数々の取り組みの中でも、同社へ特に大きな変化をもたらしたのが、ダイバーシティーの推進だ。現在は知的障がいのある社員を「メイト社員」と呼び、共に業務に当たっている。
「作業の範囲を限定することなどで、知的障がいのある方々が働ける環境を築いてきましたが、思わぬところで良い効果が生まれています。それは一生懸命に働く知的障がい者の姿を見て、健常者の社員が優しくなったこと。さらに知的障がい者の親御さんにも、子どもたちが自立していける場を得たことで安心していただけるなど、企業の社会的貢献を果たせていると感じます」(佐々木氏)
お多福グループが100年もの間、順調に成長してきた要因は「理念の実践にある」と佐々木氏は断言する。使命感(Mission)の「食を通じて『健康と豊かさと和』をもたらし、笑顔あふれる社会に寄与します」を筆頭に、「私たちの誓い(Value)」「私たちの行動指針(Action)」など5つの項目から成る。(【図表2】)

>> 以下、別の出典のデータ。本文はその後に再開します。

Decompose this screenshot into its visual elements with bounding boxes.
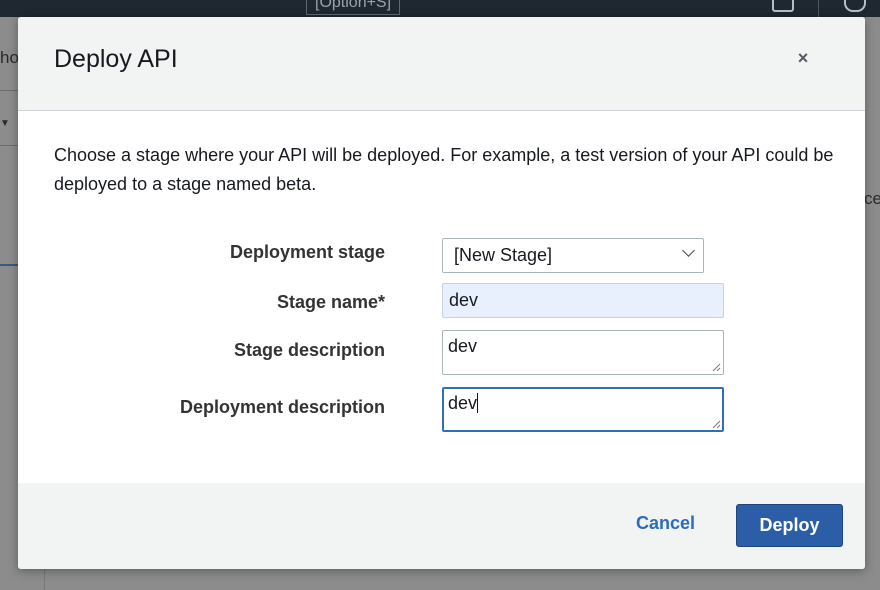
close-icon[interactable]: ×: [795, 49, 811, 67]
top-navigation-bar: [Option+S]: [0, 0, 880, 17]
background-divider: [44, 568, 45, 590]
topbar-divider: [818, 0, 819, 17]
stage-description-value: dev: [448, 336, 478, 356]
resize-handle-icon[interactable]: [711, 362, 721, 372]
dialog-title: Deploy API: [54, 45, 178, 73]
stage-name-value: dev: [449, 290, 479, 310]
resize-handle-icon[interactable]: [711, 419, 721, 429]
stage-description-label: Stage description: [233, 340, 385, 360]
deployment-stage-select[interactable]: [New Stage]: [442, 238, 704, 273]
stage-description-textarea[interactable]: dev: [442, 330, 724, 375]
stage-name-input[interactable]: dev: [442, 283, 724, 318]
background-divider: [0, 145, 18, 146]
search-shortcut-hint: [Option+S]: [306, 0, 401, 15]
deploy-api-dialog: Deploy API × Choose a stage where your A…: [18, 17, 865, 569]
background-active-tab-indicator: [0, 264, 18, 266]
notifications-bell-icon[interactable]: [844, 0, 866, 12]
cancel-button[interactable]: Cancel: [636, 513, 695, 534]
background-text-left: ho: [0, 48, 19, 67]
deploy-button[interactable]: Deploy: [736, 504, 843, 547]
deployment-stage-label: Deployment stage: [229, 242, 385, 262]
dialog-header: Deploy API ×: [18, 17, 865, 111]
deployment-description-value: dev: [448, 393, 478, 413]
deployment-description-textarea[interactable]: dev: [442, 387, 724, 432]
deployment-stage-value: [New Stage]: [454, 245, 553, 265]
dialog-footer: Cancel Deploy: [18, 483, 865, 569]
cloudshell-icon[interactable]: [772, 0, 794, 12]
background-text-right: ce: [864, 189, 880, 208]
text-cursor: [477, 393, 479, 413]
dialog-description: Choose a stage where your API will be de…: [54, 145, 834, 194]
background-caret-icon: ▼: [0, 118, 10, 129]
stage-name-label: Stage name*: [276, 292, 385, 312]
background-divider: [0, 90, 18, 91]
chevron-down-icon: [682, 244, 695, 257]
deployment-description-label: Deployment description: [179, 397, 385, 417]
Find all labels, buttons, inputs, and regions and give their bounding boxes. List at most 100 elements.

この理念の多くは、創業者の人生訓に基づいて策定されたもので、時代が変わっても脈々と受け継がれてきた。しかし、社員数が増えると一人一人との理念の共有が難しくなる。この課題を解決するために、オタフクホールディングスではグループ社員が理念への理解を深める機会を数多く設けている。
「朝礼での唱和だけでなく研修を行うなど、理念について考える時間を大切にしています。その代表的な例が『ミッション語り場』。部署や年齢にかかわらず理念について対話をします。しかも、語り合う場はオフィスや工場ではなく非日常空間(コロナ禍以前)。当社の社員研修・福利厚生施設である『清倫館』で合宿を行い、五感を磨きながら理念を共有しています。なぜ、非日常空間で理念共有を行うかというと、海外旅行の思い出を忘れないのと同じで、記憶と記録に日常よりもはるかに深く刻み込めるからです」(佐々木氏)
同社には「ミッション語り場」のほかにも、自由に意見を言い合う部門横断的な「わいがや道場」、人間性を豊かに育む知識や専門性を身に付ける「創藝塾」などがある。これらの活動を、理念共有だけでなく、社員の一体感を醸成する社風づくりの一環と位置付けている。
こうした機会によって生まれるのが、社員の「我が事意識」である。会社のことを我が事と捉えて、何事においても主体的に取り組む。例えば、誰かが指示しなくともあいさつや掃除なども全て我が事として社員が率先して行う。この意識が同グループの理念の具現化であり、企業文化として浸透し、「お多福グループらしさ」へとつながっている。